By the way, Joe Biden gets in there, the breakup of Big Tech, which — I know the Trump administration's making noises in that direction, going after Google, there's an active investigation of Google. There will probably be some sort of case against Google, we don't know how far-reaching it is. But if Joe Biden gets in there, and Elizabeth Warren has his ear, well guess what? They're going to attempt to break up Big Tech. And this all presupposes if Donald Trump — if Joe Biden wins, that the Senate goes to the Democrats which it will likely. And that gives him a pretty clean slate to do what he wants.

This is something investors really need to worry about. They should be talking to their financial advisers right now, because it is an issue that's going to come — that if the polls stay this way, and we're in the Fall, it's something that's going to — you're going to have to decide on what to do. Back to you, Neil.

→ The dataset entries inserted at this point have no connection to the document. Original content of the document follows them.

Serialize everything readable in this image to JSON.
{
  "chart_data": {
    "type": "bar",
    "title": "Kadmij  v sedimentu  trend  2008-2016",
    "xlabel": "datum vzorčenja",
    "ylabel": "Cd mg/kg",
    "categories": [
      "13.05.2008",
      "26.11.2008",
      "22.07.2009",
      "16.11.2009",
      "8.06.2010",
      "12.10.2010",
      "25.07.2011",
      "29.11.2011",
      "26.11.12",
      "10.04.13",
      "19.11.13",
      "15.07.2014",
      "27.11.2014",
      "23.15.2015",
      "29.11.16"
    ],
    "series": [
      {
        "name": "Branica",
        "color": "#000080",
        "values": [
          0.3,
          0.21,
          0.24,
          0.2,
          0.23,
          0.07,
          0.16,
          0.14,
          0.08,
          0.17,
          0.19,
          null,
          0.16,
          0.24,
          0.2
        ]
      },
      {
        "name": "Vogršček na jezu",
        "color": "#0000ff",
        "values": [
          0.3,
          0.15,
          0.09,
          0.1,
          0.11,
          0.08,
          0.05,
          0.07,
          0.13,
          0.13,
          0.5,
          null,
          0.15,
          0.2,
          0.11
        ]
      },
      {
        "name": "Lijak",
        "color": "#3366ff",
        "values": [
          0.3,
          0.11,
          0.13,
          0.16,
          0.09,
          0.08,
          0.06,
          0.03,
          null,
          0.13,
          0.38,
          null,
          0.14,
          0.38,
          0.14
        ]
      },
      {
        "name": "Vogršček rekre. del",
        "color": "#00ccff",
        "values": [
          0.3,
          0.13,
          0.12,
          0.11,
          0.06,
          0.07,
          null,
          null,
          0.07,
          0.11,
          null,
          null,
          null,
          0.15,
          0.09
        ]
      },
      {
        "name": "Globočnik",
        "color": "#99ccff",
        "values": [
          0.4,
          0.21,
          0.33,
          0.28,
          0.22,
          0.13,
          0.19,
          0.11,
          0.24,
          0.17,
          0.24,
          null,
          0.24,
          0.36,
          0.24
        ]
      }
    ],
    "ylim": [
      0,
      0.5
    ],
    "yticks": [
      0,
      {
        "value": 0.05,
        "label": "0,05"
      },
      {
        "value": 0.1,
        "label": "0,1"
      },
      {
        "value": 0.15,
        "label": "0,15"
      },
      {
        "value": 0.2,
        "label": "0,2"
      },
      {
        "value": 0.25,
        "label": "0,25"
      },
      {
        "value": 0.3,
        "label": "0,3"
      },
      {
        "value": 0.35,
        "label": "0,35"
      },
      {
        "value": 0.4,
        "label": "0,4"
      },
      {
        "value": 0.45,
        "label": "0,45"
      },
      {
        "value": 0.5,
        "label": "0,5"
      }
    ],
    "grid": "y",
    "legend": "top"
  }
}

CAVUTO: All right, Charlie Gasparino, thank you very much. And to Charlie's point, it's how people are feeling about this, and the prospects of polls in the Fall, that's when it comes closer to sticking. Markets are not really envisioning one thing or the other here. As I always like to say, markets aren't red or blue, they're green. They like making money. They made a lot of it under Bill Clinton, the Democrat. They've been making a lot of it, even with the gyrations this crazy year, under Donald Trump. So jarring that would be jarring to them.